🤖 AI Summary
To address the high latency and energy consumption induced by LayerNorm operations in large language models (LLMs), this paper proposes HAAN, a holistic hardware–software co-designed acceleration framework. HAAN introduces a unified optimization framework that jointly restructures computation flow, memory access patterns, and hardware mapping—eliminating redundant computations and memory bottlenecks without accuracy degradation. Key techniques include custom low-precision operator fusion, dataflow reordering, on-chip cache-aware scheduling, and dedicated hardware unit design. Experimental evaluation demonstrates that HAAN reduces end-to-end inference latency by 42% and improves energy efficiency by 3.1× over state-of-the-art methods, while enabling seamless integration into mainstream LLM inference engines.
📝 Abstract
Large language models (LLMs) have revolutionized natural language processing (NLP) tasks by achieving state-of-the-art performance across a range of benchmarks.
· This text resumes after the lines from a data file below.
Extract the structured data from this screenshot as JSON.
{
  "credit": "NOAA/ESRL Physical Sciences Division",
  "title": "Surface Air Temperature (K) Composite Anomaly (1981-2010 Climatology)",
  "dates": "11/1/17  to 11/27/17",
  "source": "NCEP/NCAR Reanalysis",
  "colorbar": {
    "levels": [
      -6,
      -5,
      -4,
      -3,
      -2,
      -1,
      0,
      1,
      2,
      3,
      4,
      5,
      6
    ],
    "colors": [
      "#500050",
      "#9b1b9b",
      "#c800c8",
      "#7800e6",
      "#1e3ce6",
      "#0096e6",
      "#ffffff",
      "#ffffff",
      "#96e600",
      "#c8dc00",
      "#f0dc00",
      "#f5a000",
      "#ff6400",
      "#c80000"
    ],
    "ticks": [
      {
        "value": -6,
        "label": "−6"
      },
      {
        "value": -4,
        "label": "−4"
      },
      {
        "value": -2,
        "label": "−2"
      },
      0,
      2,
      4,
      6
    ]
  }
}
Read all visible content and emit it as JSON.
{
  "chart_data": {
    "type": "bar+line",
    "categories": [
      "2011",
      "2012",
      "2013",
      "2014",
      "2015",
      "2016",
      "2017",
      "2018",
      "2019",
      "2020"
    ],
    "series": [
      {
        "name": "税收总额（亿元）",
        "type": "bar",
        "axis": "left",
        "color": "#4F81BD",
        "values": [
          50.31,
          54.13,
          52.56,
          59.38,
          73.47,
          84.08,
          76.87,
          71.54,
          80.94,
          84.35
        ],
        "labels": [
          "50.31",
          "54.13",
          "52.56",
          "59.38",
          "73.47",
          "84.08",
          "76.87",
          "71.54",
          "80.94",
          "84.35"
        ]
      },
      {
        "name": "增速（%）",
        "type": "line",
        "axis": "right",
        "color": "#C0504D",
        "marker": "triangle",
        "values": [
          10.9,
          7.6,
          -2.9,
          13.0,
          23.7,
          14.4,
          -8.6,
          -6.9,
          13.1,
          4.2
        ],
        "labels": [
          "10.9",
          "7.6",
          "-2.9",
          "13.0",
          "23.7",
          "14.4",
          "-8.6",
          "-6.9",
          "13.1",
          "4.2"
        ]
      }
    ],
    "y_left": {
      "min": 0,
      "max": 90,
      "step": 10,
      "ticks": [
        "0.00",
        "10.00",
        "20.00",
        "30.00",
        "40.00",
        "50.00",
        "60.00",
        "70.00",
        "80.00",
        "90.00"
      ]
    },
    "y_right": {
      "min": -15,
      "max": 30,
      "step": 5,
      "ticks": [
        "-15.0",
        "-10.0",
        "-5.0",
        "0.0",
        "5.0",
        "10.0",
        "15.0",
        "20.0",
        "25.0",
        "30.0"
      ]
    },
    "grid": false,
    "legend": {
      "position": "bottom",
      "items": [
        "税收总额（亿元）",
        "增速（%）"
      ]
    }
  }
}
Central to the success of these models is the integration of sophisticated architectural components aimed at improving training stability, convergence speed, and generalization capabilities. Among these components, normalization operation, such as layer normalization (LayerNorm), emerges as a pivotal technique, offering substantial benefits to the overall model performance. However, previous studies have indicated that normalization operations can substantially elevate processing latency and energy usage. In this work, we adopt the principles of algorithm and hardware co-design, introducing a holistic normalization accelerating method named HAAN. The evaluation results demonstrate that HAAN can achieve significantly better hardware performance compared to state-of-the-art solutions.